LoadWave error - how to determine number of lines in a file before opening?

I'll paste in the problem code and then explain the problem:

    if(WaveExists(SPP200Paths))
        sort /A SPP200Paths, SPP200Paths
        tmpWaveList = ""
        for(i =0;i<dimsize(SPP200Paths,0);i+=1)
            wfprintf currentFile, "%s" /R=(i,i) SPP200Paths
            LoadWave/J/M/U={0,0,1,0}/D/A=SPP200tmp/E=0/K=0/V={"\t,"," $",0,1}/L={19,20,0,0,0}/Q currentFile
            tmpWaveList += "SPP200tmp" + num2str(i) + ";"
        endfor
            Concatenate /NP=0 /KILL tmpWaveList, SPP200
            SetScale /P y, 0,1,SPP200
            ModifyControl CAPS_Analyse_CAS disable=0
//  columnLabel = "SPP200_Ch1 [counts]"
//  display SPP200[][(FindDimLabel(SPP200,1,columnLabel))]     
    endif


The file paths contained in the text wave SPP200Paths can refer to files which contain header data, but nothing else. I don't want to read the header data in this part of the function, - that's taken care of elsewhere. When the loop hits a file containing nothing but header information, I get the error "LoadWave error: "no data was found in file"". If I try to get rid of this warning using the /C flag to LoadWave, the Concatenate command generates errors (Concatenate error: "expected wave name").

So at last to the question - is there an elegant way to determine the number of rows in these delimited text files before calling LoadWave? If I could put some sort of IF statement in the loop it'd fix the problem i.e.

        if (LinesInCurrentFile > 20)
                Loadwave ...
        endif


But how would one go about determining LinesInCurrentFile?
First, try calling GetRTError(1) after calling LoadWave to see if there was an error. If so, you can assume the file contained no data.

If that is not good enough, you will have to parse the file yourself.
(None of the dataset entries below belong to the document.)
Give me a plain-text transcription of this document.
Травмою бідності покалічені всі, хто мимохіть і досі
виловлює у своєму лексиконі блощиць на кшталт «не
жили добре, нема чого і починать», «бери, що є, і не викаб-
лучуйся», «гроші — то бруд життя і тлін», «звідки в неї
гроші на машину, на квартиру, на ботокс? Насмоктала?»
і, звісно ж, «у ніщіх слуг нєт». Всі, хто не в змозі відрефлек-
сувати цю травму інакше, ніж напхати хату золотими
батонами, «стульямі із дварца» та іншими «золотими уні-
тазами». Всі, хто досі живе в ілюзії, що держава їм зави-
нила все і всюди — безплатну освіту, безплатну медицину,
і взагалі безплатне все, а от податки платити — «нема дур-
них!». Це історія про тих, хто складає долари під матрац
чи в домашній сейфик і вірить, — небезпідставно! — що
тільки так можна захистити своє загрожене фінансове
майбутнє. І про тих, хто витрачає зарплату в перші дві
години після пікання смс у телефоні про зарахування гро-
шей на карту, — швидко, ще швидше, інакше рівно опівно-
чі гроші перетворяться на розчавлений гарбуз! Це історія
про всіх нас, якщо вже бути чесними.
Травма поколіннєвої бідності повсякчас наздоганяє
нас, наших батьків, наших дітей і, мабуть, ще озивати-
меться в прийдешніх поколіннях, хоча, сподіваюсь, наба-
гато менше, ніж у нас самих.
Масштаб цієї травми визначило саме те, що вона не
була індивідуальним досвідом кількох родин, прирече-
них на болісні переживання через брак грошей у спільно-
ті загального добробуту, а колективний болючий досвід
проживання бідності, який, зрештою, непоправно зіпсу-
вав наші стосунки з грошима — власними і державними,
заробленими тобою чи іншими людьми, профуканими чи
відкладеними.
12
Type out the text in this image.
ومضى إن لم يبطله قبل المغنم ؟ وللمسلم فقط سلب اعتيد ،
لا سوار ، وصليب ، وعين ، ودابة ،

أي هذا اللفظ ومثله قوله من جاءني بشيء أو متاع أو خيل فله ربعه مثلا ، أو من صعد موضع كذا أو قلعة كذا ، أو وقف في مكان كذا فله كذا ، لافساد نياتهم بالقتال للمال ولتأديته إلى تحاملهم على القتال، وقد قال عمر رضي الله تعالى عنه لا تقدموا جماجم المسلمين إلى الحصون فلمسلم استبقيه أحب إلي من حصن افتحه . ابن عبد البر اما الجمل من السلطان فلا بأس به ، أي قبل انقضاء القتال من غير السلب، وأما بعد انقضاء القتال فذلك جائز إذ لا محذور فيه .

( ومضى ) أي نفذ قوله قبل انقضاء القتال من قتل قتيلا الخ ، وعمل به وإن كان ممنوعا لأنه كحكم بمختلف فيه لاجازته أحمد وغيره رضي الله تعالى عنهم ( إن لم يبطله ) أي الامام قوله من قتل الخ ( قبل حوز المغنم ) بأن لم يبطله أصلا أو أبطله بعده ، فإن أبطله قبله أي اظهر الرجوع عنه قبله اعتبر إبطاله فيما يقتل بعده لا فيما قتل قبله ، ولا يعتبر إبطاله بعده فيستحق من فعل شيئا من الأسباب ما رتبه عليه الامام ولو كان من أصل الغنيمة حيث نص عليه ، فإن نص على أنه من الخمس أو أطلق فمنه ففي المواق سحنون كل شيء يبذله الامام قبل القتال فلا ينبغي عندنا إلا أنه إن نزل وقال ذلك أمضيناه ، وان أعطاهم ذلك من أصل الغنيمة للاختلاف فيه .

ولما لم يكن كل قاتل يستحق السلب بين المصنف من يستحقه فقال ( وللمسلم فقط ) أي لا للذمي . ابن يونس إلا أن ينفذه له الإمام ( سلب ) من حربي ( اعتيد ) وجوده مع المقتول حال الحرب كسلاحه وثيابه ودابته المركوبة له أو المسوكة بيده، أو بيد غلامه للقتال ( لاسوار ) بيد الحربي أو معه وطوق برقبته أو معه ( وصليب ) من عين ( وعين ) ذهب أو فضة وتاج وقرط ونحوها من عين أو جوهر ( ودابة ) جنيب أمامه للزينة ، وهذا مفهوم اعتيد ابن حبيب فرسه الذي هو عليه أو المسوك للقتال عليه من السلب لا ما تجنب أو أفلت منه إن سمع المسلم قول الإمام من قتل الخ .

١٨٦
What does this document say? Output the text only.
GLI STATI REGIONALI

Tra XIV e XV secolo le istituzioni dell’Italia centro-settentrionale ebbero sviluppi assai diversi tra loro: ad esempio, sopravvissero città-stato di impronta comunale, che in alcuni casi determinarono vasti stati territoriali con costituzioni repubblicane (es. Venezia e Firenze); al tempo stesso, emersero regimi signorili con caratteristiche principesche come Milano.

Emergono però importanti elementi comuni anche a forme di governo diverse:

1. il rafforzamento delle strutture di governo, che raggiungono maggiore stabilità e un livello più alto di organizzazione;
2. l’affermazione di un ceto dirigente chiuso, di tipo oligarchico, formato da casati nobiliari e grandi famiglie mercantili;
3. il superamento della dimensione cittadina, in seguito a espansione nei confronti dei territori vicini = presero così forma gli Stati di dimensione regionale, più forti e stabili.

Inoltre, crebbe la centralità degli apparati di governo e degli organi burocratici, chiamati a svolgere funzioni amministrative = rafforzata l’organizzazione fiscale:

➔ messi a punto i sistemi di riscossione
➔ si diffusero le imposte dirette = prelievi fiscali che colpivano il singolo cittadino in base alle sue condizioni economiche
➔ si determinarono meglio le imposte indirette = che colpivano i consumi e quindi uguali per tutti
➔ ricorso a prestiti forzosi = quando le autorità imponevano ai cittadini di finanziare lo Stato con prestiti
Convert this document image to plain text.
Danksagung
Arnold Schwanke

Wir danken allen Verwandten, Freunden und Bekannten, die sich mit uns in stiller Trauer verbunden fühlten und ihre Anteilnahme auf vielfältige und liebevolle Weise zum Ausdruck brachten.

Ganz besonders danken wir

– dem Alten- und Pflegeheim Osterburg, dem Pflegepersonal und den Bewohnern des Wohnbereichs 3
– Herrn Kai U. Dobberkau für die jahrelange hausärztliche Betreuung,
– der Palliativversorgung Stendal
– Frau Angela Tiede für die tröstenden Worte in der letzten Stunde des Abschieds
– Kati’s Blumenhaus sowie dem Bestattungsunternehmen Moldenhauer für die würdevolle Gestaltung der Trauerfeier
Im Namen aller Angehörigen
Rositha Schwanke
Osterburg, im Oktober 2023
Here is an example of a function that looks for a line that starts with two numbers:

static Function FindFirstDataLine(refNum)
    Variable refNum
   
    Variable lineNumber = 0
    do
        String text
        FReadLine refNum, text
        if (strlen(text) == 0)
            // No more lines
            return -1           // Signifies data not found
        endif
       
        // This looks for a line with blank space followed by a float followed by blank space followed by a float.
        String regExp = "^[[:blank:]]*[[:digit:]]+\\.[[:digit:]]+[[:blank:]]*[[:digit:]]+\\.[[:digit:]]+"
        if (GrepString(text, regExp) != 0)
            break               // Found it
        endif
           
        lineNumber += 1
    while(1)
   
    return lineNumber
End


This is called like this:

    Open/R/P=$pathName refNum as fileName
    firstDataLine = FindFirstDataLine(refNum)  
    Close refNum
Thanks for the comments. I wrote some quick code which seems to suggest that if I use the /C flag to LoadWave then GetRTError doesn't pick up a runtime error. I'll have to look into either parsing the headers before reading, or checking the length of the wave returned by LoadWave tomorrow.
Quote:
if I use the /C flag to LoadWave then GetRTError doesn't pick up a runtime error


You should not use /C. It is intended for experiment recreation procedures only.

Omit /C and use GetRTError.
hrodstein wrote:

You should not use /C. It is intended for experiment recreation procedures only.
Omit /C and use GetRTError.

Thanks for your help. I got so annoyed by the debugger popping up during expected occurrences (empty files) that I went with your other suggestion.

Static Function FindFirstDataLine(currentFile)
    String currentFile
    Variable refNum
    Variable lineNumber = 0
    String text = ""
    Open/R refNum as currentFile
    do
        FReadLine refNum, text
        FStatus refNum
        if (!GrepString(text, "[(?!)a-z*][^NaN]") && strlen(text) > 3)
            break
        endif
        if (V_filePos == V_logEOF)
            return -1
        endif
        lineNumber += 1
    while(1)
    Close refNum
    return lineNumber
End
This may not work in your situation, but if the files that contain only header data are quite small relative to files that contain actual data, you could use GetFileFolderInfo and check the output variable V_logEOF to see if it's above some threshold.